Film News
Texas could be like New York
By Joe O'Connell, Fri., March 16, 2007
Incentive enough to keep Friday Night lit?
Texas could be like New York. That might not be the perfect message to give to a Texas House panel, but in this case, Brian O'Leary, vice president of NBC/Universal, was talking film incentives not Yankee pride when he described how they brought the film industry back to New York City. Keeping Friday Night Lights shooting in Austin may come down to whether Texas backs an incentive plan that would offer $10 million a year for two years, O'Leary told the Culture, Recreation, and Tourism Committee of the legislation proposed by Austin Rep. Dawnna Dukes. Projects would have to spend more than $10 million in Texas to receive up to $1.5 million back based on 20% of the wages they pay to Texans. Episodic television series that spend at least $10 million locally could get up to $2 million each. Could incentives trim the critically acclaimed but marginally rated show's bottom line enough for NBC to re-up for a second year of Austin shoots? "If the incentives were in effect today, it wouldn't be an issue," O'Leary said. "There are people with a real passion for this show. It's a matter of whether the economics work." The city of Austin is considering in April a plan that would rebate about $50,000 a year in fees for the production, Mayor Pro Tem Betty Dunkerley told the committee. Meanwhile, Dallas is in a similar battle to retain Prison Break for a second year of shooting. "We have an infrastructure in place and a history of men and women who want to work," said Hector Garcia, president of the Texas Motion Picture Alliance.
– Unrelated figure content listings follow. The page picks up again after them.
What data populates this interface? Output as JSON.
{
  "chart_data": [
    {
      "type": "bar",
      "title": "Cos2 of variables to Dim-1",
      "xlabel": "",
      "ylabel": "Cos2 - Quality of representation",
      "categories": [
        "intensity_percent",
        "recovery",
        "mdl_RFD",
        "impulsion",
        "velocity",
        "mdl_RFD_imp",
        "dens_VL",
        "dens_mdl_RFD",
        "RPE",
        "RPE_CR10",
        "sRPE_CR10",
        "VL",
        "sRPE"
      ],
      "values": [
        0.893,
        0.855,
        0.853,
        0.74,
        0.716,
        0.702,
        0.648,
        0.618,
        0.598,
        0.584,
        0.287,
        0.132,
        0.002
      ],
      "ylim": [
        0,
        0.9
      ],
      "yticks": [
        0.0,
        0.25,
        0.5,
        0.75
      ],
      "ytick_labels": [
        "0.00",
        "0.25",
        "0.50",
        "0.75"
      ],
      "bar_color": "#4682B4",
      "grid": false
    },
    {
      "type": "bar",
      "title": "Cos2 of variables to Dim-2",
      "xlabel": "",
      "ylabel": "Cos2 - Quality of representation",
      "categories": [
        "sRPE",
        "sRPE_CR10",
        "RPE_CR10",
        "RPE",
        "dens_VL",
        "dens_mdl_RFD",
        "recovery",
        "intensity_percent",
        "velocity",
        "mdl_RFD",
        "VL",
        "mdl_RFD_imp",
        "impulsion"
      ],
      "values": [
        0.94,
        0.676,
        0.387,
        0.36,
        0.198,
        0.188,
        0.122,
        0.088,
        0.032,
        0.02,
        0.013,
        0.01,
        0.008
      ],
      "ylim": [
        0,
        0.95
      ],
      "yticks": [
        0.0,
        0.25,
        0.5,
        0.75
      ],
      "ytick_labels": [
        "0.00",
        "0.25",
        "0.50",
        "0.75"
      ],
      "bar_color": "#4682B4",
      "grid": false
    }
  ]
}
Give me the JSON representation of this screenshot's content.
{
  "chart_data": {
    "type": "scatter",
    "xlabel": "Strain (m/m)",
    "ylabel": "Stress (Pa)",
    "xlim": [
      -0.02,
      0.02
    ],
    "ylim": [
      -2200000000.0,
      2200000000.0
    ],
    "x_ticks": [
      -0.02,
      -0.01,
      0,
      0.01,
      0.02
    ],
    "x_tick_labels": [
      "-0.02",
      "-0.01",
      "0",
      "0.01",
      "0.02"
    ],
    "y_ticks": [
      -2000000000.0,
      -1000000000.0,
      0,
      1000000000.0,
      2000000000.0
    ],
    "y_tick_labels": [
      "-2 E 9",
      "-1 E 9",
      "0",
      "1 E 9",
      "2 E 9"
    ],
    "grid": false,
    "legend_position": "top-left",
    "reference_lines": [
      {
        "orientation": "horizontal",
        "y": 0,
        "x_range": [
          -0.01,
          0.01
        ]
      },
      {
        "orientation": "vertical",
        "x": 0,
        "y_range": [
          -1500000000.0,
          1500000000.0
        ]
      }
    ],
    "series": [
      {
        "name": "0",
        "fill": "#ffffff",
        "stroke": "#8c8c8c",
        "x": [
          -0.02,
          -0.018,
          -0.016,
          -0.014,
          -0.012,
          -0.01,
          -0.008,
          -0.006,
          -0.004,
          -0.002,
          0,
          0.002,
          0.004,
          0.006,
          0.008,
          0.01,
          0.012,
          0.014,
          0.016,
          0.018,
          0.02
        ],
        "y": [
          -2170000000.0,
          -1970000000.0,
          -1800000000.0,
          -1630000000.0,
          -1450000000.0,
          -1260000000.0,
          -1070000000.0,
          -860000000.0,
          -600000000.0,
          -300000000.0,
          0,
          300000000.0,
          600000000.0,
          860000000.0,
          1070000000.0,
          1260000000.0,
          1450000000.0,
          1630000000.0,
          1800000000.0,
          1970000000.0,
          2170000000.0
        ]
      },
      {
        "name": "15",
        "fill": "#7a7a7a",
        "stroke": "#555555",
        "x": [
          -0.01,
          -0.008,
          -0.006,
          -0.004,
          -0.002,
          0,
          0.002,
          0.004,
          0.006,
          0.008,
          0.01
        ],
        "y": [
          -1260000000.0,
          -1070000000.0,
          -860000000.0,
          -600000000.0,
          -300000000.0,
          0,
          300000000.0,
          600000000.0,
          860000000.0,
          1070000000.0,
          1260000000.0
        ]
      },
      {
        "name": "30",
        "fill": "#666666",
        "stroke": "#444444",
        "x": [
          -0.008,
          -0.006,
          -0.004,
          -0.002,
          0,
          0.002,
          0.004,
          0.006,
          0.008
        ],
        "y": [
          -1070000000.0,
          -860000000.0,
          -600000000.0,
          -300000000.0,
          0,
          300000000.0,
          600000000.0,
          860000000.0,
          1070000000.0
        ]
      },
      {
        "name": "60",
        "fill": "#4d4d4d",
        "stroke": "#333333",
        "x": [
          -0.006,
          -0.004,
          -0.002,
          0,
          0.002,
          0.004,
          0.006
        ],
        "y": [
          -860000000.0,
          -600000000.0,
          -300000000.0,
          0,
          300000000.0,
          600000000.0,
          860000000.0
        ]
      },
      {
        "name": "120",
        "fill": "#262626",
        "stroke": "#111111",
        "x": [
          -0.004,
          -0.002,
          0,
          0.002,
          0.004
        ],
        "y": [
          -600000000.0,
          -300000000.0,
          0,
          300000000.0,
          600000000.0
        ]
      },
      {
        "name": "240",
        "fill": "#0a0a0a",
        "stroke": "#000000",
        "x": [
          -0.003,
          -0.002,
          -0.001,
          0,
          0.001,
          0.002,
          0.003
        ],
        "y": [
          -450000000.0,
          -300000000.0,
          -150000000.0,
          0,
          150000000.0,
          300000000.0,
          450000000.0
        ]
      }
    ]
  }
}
The TXMPA is suggesting a larger $30 million a year incentive program is needed to compete with what is currently offered in states like New Mexico and Louisiana.
Notes from SXSW film
"Hobo With a Shotgun" won Robert Rodriguez's contest for the best fan fake grind-house trailer Rodriguez and Quentin Tarantino's upcoming Grindhouse includes many fake trailers. Director Jason Eisener of Nova Scotia said his shoot was interrupted by a police officer who radioed in: "I got a guy covered with blood. I need backup!" Rodriguez said he would love one day to make two sequels to Once Upon a Time in Mexico featuring Johnny Depp's blind CIA operative and noted that presidential hopeful Hillary Clinton helped him get guns across the border into Mexico for the first film
Add slasher teen flick All the Boys Love Mandy Lane to the list of films mistaken for porn while shooting in Central Texas (Teeth and its vagina dentate remains at the top of the list). The situation was easily diffused, said director Jonathan Levine, who once interned for Miramax and now sees his Bastrop-shot film ready for release by the Weinstein Co. after a sold-out SXSW screening
Houston-shot romantic comedy Love and Mary filled not one but two theatres at the Dobie for its premiere. Many in the crowd were director Elizabeth Harrison's family members who inspired characters in the film
Richard Linklater's last slackerish "real" job was as a night bellman at an Austin hotel in 1988, he said while being inducted into the Austin Film Society's Texas Film Hall of Fame. Of his film career, he said, "I'm like a surfer who caught a wave at the right time. Austin is a place where you can have a crazy dream that becomes a reality."
And the rest...
Robert De Niro's Raging Bull regalia, Backdraft hot pants, and Meet the Fockers fashions will be on display starting Monday in the lobby of the Harry Ransom Humanities Research Center. De Niro donated his collection to the center last year, and it's still being processed. This is a first look at what is to come. Look for free De Niro screenings as well, beginning with Bang the Drum Slowly at 7pm Monday in the Ransom Center's Prothro Theatre
Ellen Spiro has won the national Gracie Award for Troop 1500, her thought-provoking 2005 doc about a Girl Scout troop whose mothers are in a Gatesville prison. The award recognizes exemplary programming created for women, by women, and about women. She also will receive an Individual Achievement Award for Outstanding Directing at the American Women in Radio and Television gala in New York City on June 19.